The case highlights Israel's system of military detention for Palestinian minors, which has been frequently criticized, most recently by the U.N. which said in March that an in-depth study showed it systematically and gravely violated their rights.
The Palestinian-American boy's father, Abdelwahab Khalek, said his 14-year-old son Mohammad was taken into custody early last Friday morning by eight assault-rifle wielding soldiers. They shackled and blindfolded his son as his five siblings watched, he said.

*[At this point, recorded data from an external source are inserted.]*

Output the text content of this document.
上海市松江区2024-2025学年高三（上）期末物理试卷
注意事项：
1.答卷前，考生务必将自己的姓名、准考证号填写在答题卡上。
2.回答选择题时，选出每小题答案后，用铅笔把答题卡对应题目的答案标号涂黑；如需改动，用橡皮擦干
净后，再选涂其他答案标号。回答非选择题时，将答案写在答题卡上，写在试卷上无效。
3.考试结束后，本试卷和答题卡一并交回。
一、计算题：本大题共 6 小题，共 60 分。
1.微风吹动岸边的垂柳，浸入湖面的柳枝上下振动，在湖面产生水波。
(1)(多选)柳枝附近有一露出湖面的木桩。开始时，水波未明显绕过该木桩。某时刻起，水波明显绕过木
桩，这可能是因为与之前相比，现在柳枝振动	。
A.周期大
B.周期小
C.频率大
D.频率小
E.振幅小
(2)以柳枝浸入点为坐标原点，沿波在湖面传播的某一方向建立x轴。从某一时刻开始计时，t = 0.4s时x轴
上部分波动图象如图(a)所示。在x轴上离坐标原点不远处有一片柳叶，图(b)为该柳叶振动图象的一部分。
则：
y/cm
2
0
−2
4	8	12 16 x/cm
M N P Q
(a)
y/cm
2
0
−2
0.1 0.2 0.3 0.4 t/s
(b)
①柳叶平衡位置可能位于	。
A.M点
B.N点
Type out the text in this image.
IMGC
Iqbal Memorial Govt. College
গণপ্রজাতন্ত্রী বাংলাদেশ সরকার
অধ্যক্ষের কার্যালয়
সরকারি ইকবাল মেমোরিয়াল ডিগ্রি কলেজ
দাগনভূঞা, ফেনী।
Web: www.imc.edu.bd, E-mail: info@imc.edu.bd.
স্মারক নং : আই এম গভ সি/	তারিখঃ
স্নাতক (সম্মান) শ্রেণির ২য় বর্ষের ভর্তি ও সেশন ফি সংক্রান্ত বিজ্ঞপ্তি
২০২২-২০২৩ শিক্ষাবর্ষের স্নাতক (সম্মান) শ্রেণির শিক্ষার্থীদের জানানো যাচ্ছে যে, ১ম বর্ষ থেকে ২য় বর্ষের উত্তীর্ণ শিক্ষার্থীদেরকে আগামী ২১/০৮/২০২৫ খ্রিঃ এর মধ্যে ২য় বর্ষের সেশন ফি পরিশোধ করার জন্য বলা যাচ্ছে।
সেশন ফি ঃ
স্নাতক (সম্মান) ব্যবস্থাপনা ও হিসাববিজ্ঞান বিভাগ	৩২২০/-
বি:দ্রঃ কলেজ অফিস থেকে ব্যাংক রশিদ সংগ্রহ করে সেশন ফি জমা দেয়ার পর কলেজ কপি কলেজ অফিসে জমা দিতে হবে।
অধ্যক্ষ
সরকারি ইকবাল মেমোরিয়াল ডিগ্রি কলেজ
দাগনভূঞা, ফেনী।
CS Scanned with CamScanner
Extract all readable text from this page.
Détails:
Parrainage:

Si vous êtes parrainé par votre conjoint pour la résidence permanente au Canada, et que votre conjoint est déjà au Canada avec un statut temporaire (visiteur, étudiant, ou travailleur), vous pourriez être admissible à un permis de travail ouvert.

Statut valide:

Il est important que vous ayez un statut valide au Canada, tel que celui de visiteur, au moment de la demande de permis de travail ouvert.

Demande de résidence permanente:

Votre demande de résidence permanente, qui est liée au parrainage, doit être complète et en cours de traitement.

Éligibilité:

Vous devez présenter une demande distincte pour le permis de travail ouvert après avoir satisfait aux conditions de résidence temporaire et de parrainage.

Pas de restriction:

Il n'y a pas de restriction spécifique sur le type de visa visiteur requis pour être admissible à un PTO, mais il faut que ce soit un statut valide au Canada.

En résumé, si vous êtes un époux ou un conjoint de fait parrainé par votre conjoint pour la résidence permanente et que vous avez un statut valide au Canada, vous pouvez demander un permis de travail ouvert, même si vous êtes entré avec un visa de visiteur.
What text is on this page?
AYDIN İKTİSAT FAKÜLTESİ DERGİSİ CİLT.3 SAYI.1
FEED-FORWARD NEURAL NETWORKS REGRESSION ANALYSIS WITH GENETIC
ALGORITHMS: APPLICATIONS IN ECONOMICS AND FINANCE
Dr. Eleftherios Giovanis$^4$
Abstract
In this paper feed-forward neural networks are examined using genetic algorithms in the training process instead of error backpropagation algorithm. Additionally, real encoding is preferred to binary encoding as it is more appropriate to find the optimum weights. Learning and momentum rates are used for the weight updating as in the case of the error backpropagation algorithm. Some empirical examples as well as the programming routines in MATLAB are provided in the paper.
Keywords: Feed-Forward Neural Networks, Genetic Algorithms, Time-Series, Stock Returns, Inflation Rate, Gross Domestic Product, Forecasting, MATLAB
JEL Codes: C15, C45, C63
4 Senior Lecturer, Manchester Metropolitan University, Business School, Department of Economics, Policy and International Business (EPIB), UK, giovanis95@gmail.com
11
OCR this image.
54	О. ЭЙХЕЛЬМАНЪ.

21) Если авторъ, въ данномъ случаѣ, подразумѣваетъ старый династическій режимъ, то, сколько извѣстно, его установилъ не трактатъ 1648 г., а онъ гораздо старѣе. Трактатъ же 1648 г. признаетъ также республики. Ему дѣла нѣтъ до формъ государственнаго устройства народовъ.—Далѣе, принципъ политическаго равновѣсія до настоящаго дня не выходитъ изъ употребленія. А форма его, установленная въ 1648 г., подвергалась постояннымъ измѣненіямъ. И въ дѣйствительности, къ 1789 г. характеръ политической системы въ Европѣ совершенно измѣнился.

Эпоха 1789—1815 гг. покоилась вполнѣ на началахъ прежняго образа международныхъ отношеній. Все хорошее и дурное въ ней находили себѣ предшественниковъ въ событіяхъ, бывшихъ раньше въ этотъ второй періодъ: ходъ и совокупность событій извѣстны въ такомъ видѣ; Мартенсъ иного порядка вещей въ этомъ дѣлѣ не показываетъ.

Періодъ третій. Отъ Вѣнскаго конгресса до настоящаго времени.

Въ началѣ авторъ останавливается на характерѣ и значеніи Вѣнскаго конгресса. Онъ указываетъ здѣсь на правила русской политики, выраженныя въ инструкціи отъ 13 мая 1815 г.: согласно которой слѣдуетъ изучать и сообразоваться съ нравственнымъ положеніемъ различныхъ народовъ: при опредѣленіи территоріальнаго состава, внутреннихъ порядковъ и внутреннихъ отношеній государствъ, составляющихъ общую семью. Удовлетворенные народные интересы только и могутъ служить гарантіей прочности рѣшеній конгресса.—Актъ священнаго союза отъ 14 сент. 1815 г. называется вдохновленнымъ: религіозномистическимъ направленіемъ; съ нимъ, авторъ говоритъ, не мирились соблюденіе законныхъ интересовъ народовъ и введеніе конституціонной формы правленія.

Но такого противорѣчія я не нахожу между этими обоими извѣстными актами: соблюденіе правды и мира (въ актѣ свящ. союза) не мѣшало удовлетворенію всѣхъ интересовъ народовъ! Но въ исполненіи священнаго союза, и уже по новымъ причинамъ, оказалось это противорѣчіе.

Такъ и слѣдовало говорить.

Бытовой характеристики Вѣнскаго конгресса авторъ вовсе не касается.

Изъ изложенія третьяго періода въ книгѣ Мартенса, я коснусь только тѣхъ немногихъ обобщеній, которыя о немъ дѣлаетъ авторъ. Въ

The military said Mohammad hurled rocks at Israeli vehicles that were speeding down a nearby highway and at military jeeps on several occasions. The military said there has been a spike in rock-throwing attacks on drivers, including an incident in early April, when rocks thrown at a civilian car next to a Jewish settlement injured seven, including an infant who was critically wounded.
The military confirmed the arrest and said his detention was extended until Sunday.
Khalek, a car dealer who splits his time between the West Bank and New Orleans, hasn't been allowed to visit his son in jail. But he has spoken to him at three court hearings, most recently when Mohammad was officially charged on Thursday.
Mohammad's lawyer, Randa Wahbe, said he told her in court that he was interrogated for hours and at one stage, was pushed so hard that his dental braces were broken. She says he was told by interrogators that if he confessed to rock throwing quickly, he would be released. A military spokesman said no complaints of abuse were filed.
"He appears okay, he's a strong kid," said his 46-year-old father. "But there is no law in the world that justifies the way (Israeli forces) acted."
American consular officials declined comment.
"Unfortunately this case is symptomatic of the Israeli military's abusive treatment of Palestinian children in detention," said Bill Van Esveld of the New York-based rights group Human Rights Watch.
Rights group Defense of Children International says there were 236 minors in Israel military detention in February, 39 of them between the ages of 12 to 15. The group said it receives its numbers from Israel's prison authority.
Also Thursday, a Palestinian prisoner who has been refusing food for the past eight months to protest his detention dictated a letter urging Israelis to try to visit him in hospital — a rare plea from a man who was initially jailed for his militant activities.
Samer Issawi, a frail 33-year-old hunger-striker monitored under guard, pleaded with Israelis for the visits as a way to promote reconciliation.
Parts of the letter were published in liberal daily Haaretz, in a column written by an Israeli considered sympathetic to Palestinians. The columnist, Gideon Levy, said Issawi dictated the letter to his lawyer, who then gave it to Israeli women sympathetic to Issawi's cause who were trying to visit him.
"I invite you to visit me in hospital and see me, a skeleton cuffed and bound to the bed," the letter said. "My spirit that refuses to give in ... maybe now you'll understand that a sense of freedom is stronger than a sense of death ... History is not measured only in battles, massacres and prisons, but in stretching out a hand in peace, to yourselves and to the other," the letter said, according to published excerpts.
Issawi's sister Shireen confirmed the letter's contents.
Issawi was sentenced to 26 years prison for his involvement in a series of shooting attacks at Israeli police cars and students at Jerusalem's Hebrew University.
He was released from prison as part of a 2011 exchange that released hundreds of Palestinians, many of them militants involved in deadly attacks, in exchange for an Israeli soldier held by Hamas-backed militants.
But the Jerusalem resident was rearrested for violating his release conditions by entering the nearby West Bank, and is expected to carry out his entire sentence as a result.
Issawi receives infusions from time to time and drinks water, which has kept him alive despite his dramatically weakened state. His sister said some Israelis had contacted the family since the letter was published.
"It shows there is humanity out there. He wants Israelis to understand why he is a hunger strike," she said. "He doesn't want to die, he is on a hunger strike to he can be released and live in dignity."